In order to point to the differential-diagnostic issue of tics and obsessive-compulsive disorders because of similar clinical manifestations of some forms of tics with compulsive behavior, and ebcause of frequent obsessive features found in children with tics, we have examined 121 patients with tic and 9 patients with obsessive-compulsive disorder. In the tic group we found a significant occurrence of differently manifested obsessive line, while in the compulsive disorders group we found a great percentage of tics. Attempts made in order to differentiate these two clinical pictures in practice were based on the recognition that in both cases we deal with a unique etiopathogenetic factor in the form of frustration which in some children cause a feeling of tension which in some cases further manifests itself in the deterioration of voluntary movements initiating tics, sometimes provoke defensive mechanisms leading to the obsessive-compulsive syndrome and sometimes both issues are present. Such recognition implicates a more complex approach to the child's personality by neglecting the differences between the two disorders and includes a therapeutic program consisting of psychomotor reduction and relaxation, medication, parent assistance and school cooperation.
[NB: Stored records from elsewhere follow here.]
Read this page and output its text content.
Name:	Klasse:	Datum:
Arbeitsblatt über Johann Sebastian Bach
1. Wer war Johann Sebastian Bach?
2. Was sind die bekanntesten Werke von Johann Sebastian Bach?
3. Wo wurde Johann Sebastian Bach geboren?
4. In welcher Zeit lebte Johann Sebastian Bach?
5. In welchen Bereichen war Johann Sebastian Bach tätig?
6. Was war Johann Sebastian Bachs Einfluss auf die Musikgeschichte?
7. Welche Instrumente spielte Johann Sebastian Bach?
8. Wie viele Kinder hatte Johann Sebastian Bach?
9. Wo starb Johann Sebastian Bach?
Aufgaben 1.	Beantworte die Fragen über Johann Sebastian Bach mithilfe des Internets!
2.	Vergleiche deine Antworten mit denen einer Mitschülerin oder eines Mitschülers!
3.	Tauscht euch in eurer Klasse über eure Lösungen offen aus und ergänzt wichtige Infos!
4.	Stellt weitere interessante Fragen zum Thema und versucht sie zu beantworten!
由于某些形式的抽动症与强迫行为有相似的临床表现,且抽动症患儿中频繁出现强迫特征,为了指出抽动症与强迫症的鉴别诊断问题,我们对121例抽动症患者和9例强迫症患者进行了检查。在抽动症组中,我们发现有显著比例的患者存在不同表现形式的强迫倾向,而在强迫症组中,我们发现有很大比例的患者存在抽动症状。在实践中为区分这两种临床表现所做的尝试基于这样一种认识,即我们在这两种情况下都面对一种独特的病因学因素——挫折感,在一些儿童中这种挫折感会导致紧张情绪,在某些情况下,紧张情绪会进一步表现为引发抽动的自主运动能力下降,有时会激发防御机制导致强迫综合征,有时这两个问题同时存在。这种认识意味着要忽略这两种疾病之间的差异,对儿童的个性采取更复杂的处理方法,并且包括一个由心理运动减少与放松、药物治疗、家长协助和学校合作组成的治疗方案。